Someone is hoping for £25 for a 1927 sixpenny postal order. There isn't a bid yet. However, £2.50 has been bid so far on a two bob one from 1940, and there's still a week to go.

Ancient eggs also explode, in a very smelly but less, er, explosive way when you throw stones at them. When we find an abandoned nest of addled eggs, we make sure we don't waste them, but have some countryside fun instead.

A hedgehog will eat an egg, however old it is.

Vicus Scurra said...

Did your letter bear the signature of Viscount Dunedin? It may be worth a tidy sum on ebay, as he later became a sportsman of some prominence in a minor sport.



Or that may be someone of the same name.

Christopher said...

Z: A mine of information, as always. However, in the light of the rather disappointing figures you quote, I may have to wait until 2026, when it will be 100 years old, before putting it on Ebay. Or I could leave it to you if you like.

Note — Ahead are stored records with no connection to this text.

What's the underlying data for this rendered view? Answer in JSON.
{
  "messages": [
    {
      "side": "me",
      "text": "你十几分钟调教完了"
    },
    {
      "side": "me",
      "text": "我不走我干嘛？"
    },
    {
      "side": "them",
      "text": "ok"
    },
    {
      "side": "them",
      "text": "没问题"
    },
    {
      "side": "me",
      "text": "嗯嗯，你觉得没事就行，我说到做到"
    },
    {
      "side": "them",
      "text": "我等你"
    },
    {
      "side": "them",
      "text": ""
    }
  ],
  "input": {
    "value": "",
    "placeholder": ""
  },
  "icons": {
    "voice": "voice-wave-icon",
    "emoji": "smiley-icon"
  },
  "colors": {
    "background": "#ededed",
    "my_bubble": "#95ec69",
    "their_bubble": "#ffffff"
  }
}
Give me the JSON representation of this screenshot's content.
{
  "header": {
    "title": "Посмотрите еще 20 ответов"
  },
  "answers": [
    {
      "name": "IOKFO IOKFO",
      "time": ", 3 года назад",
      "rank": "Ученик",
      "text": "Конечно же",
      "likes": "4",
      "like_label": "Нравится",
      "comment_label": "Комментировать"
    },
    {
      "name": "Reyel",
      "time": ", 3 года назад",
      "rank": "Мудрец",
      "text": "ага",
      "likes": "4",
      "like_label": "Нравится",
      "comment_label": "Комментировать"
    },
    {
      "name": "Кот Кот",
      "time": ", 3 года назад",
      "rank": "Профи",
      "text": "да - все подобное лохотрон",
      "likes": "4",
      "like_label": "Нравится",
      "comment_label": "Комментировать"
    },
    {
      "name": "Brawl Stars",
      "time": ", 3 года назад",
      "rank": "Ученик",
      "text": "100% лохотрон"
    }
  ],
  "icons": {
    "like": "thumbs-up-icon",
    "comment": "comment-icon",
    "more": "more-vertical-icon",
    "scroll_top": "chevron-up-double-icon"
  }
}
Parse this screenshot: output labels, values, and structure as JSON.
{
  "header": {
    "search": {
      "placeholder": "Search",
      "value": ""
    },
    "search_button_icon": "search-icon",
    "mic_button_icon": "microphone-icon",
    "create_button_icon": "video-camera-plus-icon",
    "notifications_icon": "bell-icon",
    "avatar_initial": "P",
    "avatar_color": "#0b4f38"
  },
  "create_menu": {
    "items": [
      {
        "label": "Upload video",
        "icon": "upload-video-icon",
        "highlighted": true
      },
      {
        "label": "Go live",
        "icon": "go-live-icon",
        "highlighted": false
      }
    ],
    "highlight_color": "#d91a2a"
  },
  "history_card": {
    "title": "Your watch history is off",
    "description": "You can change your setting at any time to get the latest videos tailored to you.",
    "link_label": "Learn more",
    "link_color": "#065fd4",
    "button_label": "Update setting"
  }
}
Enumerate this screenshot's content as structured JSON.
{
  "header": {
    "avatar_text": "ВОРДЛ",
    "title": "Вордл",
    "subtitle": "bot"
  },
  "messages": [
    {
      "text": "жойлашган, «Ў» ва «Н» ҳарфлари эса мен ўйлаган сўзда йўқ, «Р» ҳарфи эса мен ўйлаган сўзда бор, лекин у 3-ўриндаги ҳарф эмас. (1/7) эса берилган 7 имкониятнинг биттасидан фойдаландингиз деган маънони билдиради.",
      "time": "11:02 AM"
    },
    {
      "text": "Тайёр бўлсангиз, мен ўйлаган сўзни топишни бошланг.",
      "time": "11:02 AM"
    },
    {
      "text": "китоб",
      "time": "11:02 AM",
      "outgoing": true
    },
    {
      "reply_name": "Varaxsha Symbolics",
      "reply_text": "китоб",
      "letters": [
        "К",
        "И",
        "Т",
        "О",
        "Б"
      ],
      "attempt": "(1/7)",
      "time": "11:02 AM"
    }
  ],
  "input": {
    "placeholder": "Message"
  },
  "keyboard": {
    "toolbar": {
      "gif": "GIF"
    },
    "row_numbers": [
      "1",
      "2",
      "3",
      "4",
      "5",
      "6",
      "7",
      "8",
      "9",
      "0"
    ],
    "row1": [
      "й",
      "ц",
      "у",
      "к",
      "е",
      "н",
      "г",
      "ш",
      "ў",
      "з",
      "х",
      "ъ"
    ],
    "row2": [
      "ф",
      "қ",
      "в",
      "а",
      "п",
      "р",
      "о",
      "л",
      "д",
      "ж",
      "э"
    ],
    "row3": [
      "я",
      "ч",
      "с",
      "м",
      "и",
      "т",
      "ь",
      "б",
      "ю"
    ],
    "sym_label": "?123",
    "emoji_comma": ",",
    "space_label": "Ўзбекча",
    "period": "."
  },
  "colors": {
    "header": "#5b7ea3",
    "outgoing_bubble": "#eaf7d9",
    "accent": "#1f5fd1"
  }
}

Ho ho, Vicus. Alas, no. The office which Viscount Dunedin (whom you may remember) held was occupied somewhat later by my signatory Gordon Campbell, Baron Campbell of Croy. Mrs C. (who has recently turned her elegant hand to making excellent gravy) and I last met him outside a newsagent's called Strachan's in Nairn. He had bought The Scotsman and the Daily T...graph. Unlike the grocer whom he served, he enjoyed G & S, but was not known as a sportsman, even as a tennis player, because a war wound had left him a damaged leg.

(I assume you were referring to the first of the three letters I mentioned. If you were in fact referring to one of the two others, I may have to revise this account.)